= Participatory defense =

Community organizing model

Participatory defense is a community organizing model that empowers individuals and communities to actively participate in the defense of their loved ones facing criminal charges. Developed in 2009 in the United States, this model seeks to transform the criminal justice system. Participatory defense enhances the influence of essential stakeholders—individuals accused of crimes, their relatives, and their communities—in efforts to reform the system. It enables these stakeholders to evolve from being mere recipients of services from attorneys and other experts to becoming proactive contributors who demand increased transparency, accountability, and equity from criminal justice systems.

According to Raj Jayadev, founder of the Participatory Defense Network and Silicon Valley De-bug, there are four main components to the Participatory Defense model, which include community organizing, storytelling, courtroom advocacy, and community healing. Participatory Defense aims to empower communities to take ownership of the criminal justice system, build relationships within the community, humanize defendants, provide emotional support, and achieve better outcomes for defendants and their families. Participatory Defense has successfully created a sense of justice and accountability within the community. Moreover, Participatory Defense challenges the traditional role of defense attorneys by engaging communities in the legal process and using personal narratives to humanize, shifting the narrative away from criminality and towards individual circumstances and needs.

== History ==
Participatory defense emerges in the early 2000s from social movements that underscored the need for community-driven approaches to criminal justice Police injustices, including racial profiling, excessive use of force, and wrongful convictions, are prevalent issues within the criminal justice system and disproportionately affect communities of color. Several articles have examined the harmful impact of police injustices on communities and individuals. These impacts prompted widespread advocacy efforts aimed at reforming the legal landscape, exploring alternative models, and addressing systemic inequities. Grassroots organizers and legal advocates began to prioritized community empowerment and engagement. The emergence of participatory defense in 2009 represented a significant milestone in this endeavor, as it provided a structured framework for communities to actively participate in the defense of their loved ones facing criminal charges. Drawing inspiration from community organizing principles and social justice movements, participatory defense sought to democratize the legal process by elevating the voices and experiences of those most affected by the criminal justice system.

== Impact ==
Participatory defense has had major success and community impact throughout the United States and can be seen in the experiences of the individuals and communities that have participated in it. Police injustices, including racial profiling, excessive use of force, and wrongful convictions, are prevalent issues within the criminal justice system and disproportionally affect communities of color. Several articles, have examined the harmful impact of police injustices on communities and individuals. These articles highlight the need for systemic change to address these issues and help provide insight into the ongoing challenges and complexities of the criminal justice system, as well as the potential for community-based initiatives to create meaningful change. Participatory Defense emerged to address these concerns.

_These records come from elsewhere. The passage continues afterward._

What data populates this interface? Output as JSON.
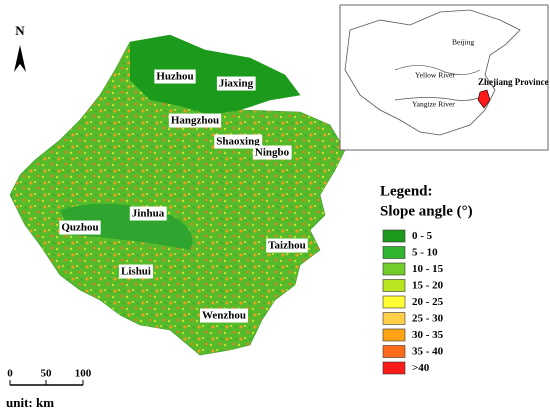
{
  "north": "N",
  "cities": [
    "Huzhou",
    "Jiaxing",
    "Hangzhou",
    "Shaoxing",
    "Ningbo",
    "Jinhua",
    "Quzhou",
    "Taizhou",
    "Lishui",
    "Wenzhou"
  ],
  "legend": {
    "title": "Legend:",
    "subtitle": "Slope angle (°)",
    "items": [
      {
        "label": "0 - 5",
        "color": "#1c9a1c"
      },
      {
        "label": "5 - 10",
        "color": "#2fb52f"
      },
      {
        "label": "10 - 15",
        "color": "#72cc2a"
      },
      {
        "label": "15 - 20",
        "color": "#b8e61e"
      },
      {
        "label": "20 - 25",
        "color": "#ffff33"
      },
      {
        "label": "25 - 30",
        "color": "#ffcf4a"
      },
      {
        "label": "30 - 35",
        "color": "#ffa214"
      },
      {
        "label": "35 - 40",
        "color": "#ff6a1a"
      },
      {
        "label": ">40",
        "color": "#ff1a1a"
      }
    ]
  },
  "scale_bar": {
    "labels": [
      "0",
      "50",
      "100"
    ],
    "unit": "unit: km"
  },
  "inset": {
    "labels": [
      "Beijing",
      "Yellow River",
      "Yangtze River",
      "Zhejiang Province"
    ]
  }
}
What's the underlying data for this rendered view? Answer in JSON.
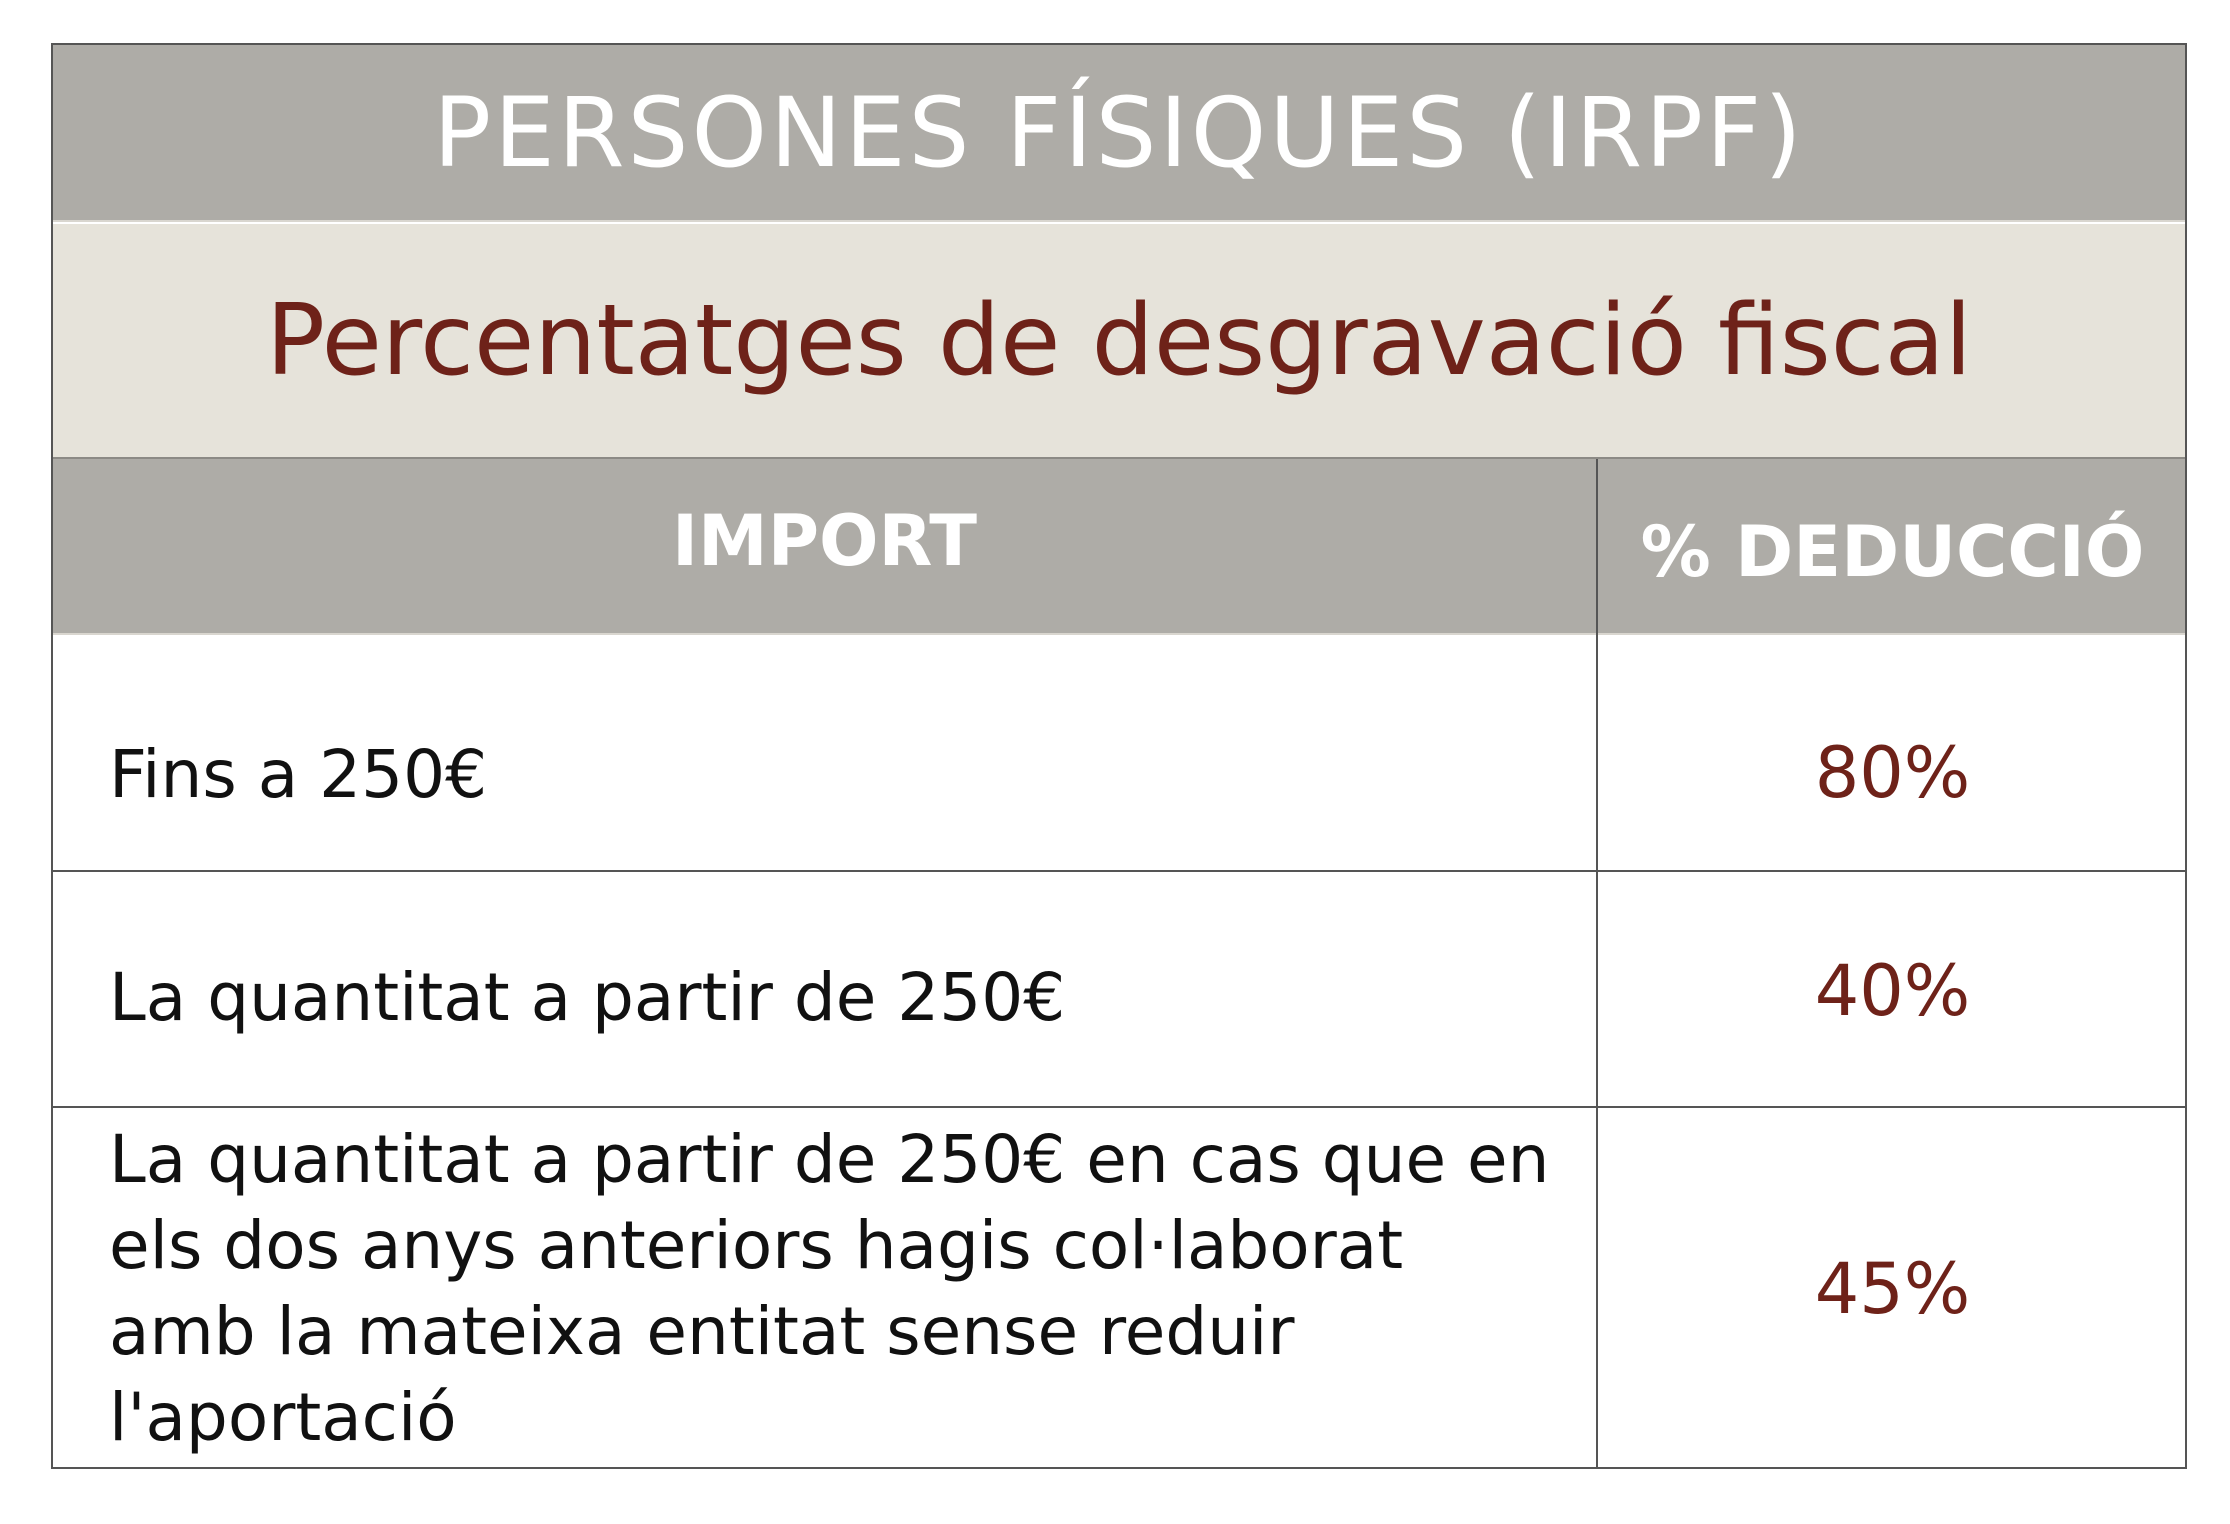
{
  "header": {
    "title": "PERSONES FÍSIQUES (IRPF)",
    "subtitle": "Percentatges de desgravació fiscal"
  },
  "table": {
    "columns": [
      "IMPORT",
      "% DEDUCCIÓ"
    ],
    "rows": [
      {
        "import": "Fins a 250€",
        "deduccio": "80%"
      },
      {
        "import": "La quantitat a partir de 250€",
        "deduccio": "40%"
      },
      {
        "import": "La quantitat a partir de 250€ en cas que en els dos anys anteriors hagis col·laborat amb la mateixa entitat sense reduir l'aportació",
        "deduccio": "45%"
      }
    ]
  },
  "colors": {
    "header_bg": "#aeaca7",
    "subtitle_bg": "#e6e3da",
    "accent_text": "#6e2219",
    "header_text": "#ffffff"
  }
}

Several scholars have written about and promote Participatory Defense as a promising approach to improve the quality of legal representation for low income and under resourced defendants. Participatory Defense can empower clients, shift the narrative away from criminality, and achieve better outcomes for defendants and their families. Several studies have shown evidence that Participatory Defense programs have a positive impact on clients' and families' sense of empowerment and agency within the criminal justice system, leading to reduced sentences and increased chances of acquittal.

== Case studies ==
Tyrone Brown was a Texas teenager sentenced to life in prison in 1990 for a crime he committed as a juvenile. His case garnered national attention due to concerns over the fairness of his trial and the severity of his sentence. Participatory defense organizers worked tirelessly to mobilize community support and advocate for Brown's release. They organized rallies, collected petitions, and engaged in media outreach to raise awareness about his case. Ultimately, their efforts paid off, and in 2010, Tyrone Brown was granted parole after serving 17 years in prison. His release was attributed in part to the overwhelming support generated by the participatory defense campaign.

In San Jose, California, participatory defense has become a cornerstone of community-driven efforts to reform the criminal justice system. Through partnerships with local organizations like Silicon Valley De-bug, participatory defense has empowered individuals and families to navigate the complexities of the legal system. By providing training, resources, and ongoing support, participatory defense organizers have helped countless defendants secure more favorable outcomes in their cases. These outcomes include reduced sentences, dismissals of charges, and greater accountability from law enforcement and legal authorities. Moreover, participatory defense has fostered a sense of collective agency and solidarity within communities, challenging the notion that justice is solely the purview of legal professionals. It has sparked conversations about systemic injustices and inspired broader efforts to reimagine public safety and community well-being.